Pencilled around the legal jargon are Woods’ own words: “Tell me wend you get this ok. Tell me wend you get this Mom so I will no ok Mom.”

Then there is the case of Kelsey Patterson, nicely summarized by David Carson. Patterson killed two people and was executed by lethal injection in 2004. When police arrived, Patterson “was walking up and down the street, naked. He later explained that he removed his clothes because did not want police to think he was hiding a gun.” Openly delusional and diagnosed with paranoid schizophrenia, Patterson had been institutionalized after being found mentally incompetent in two prior shootings. At his trial, he testified that he was under the remote control of his lawyers, who had implanted electronic devices in his body.

The Texas Board of Pardons and Paroles recommended that Patterson’s sentence be commuted to life in prison. Amazingly, this was only the third time in twenty-two years that the board had issued such a clemency recommendation. Despite his own board’s recommendation, not to mention “an urgent humanitarian appeal” from the European Union, Governor Perry declined to grant a stay.

What shall we make of this? Every campaign season features overblown mini-scandals we all pretend to care about for a day or two before moving on.

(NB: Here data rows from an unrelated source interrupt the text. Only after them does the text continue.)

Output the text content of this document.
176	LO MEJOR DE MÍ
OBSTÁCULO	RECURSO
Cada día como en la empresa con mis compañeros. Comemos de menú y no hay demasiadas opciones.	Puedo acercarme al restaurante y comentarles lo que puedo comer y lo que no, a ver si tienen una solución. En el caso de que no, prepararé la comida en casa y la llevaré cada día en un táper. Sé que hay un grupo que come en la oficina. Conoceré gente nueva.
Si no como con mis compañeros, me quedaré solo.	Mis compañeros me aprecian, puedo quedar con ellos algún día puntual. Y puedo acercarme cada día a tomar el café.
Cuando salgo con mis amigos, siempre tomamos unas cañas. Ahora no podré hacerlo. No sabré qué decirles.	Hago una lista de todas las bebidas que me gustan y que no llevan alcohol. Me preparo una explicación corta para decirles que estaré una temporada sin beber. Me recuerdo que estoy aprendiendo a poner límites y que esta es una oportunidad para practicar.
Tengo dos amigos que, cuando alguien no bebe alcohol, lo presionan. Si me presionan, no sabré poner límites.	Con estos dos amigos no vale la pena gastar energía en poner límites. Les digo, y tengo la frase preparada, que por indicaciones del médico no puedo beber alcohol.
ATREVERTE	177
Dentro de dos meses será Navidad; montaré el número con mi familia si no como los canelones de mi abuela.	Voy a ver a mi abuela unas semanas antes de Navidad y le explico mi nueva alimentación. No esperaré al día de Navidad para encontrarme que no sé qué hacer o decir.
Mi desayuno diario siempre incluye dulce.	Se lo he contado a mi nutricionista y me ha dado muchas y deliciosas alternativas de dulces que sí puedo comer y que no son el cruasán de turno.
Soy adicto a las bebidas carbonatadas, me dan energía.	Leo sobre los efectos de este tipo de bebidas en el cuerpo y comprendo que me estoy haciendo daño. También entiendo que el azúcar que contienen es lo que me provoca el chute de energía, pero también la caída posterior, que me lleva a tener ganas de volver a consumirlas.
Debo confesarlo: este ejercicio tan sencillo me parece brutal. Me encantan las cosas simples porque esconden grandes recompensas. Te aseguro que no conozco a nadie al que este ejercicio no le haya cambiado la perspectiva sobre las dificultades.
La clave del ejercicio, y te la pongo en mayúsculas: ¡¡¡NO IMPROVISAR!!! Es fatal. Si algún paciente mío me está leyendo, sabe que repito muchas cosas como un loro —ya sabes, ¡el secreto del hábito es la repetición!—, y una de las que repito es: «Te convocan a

Mitt Romney’s “corporations are people” non-gaffe provides a near-perfect example of this genre.

This one goes deeper. Governor Perry—and to be fair, his predecessors—has presided over the nation’s most disgraceful capital punishment system. Whatever else happens in the 2012 election, I hope Perry pays a specific political penalty for allowing many unjustly executions to occur on his watch.

Bobby Woods was executed in December 2009, well after national attitudes and legal mores around capital punishment had really changed, particularly around issues of mental disability.

Woods’s last words were: “Bye. I’m ready.” The governor who allowed such things to happen is not ready to be president. Our nation is better than that. At least I hope so. Listening to last night’s ugly crowd, I sometimes wonder.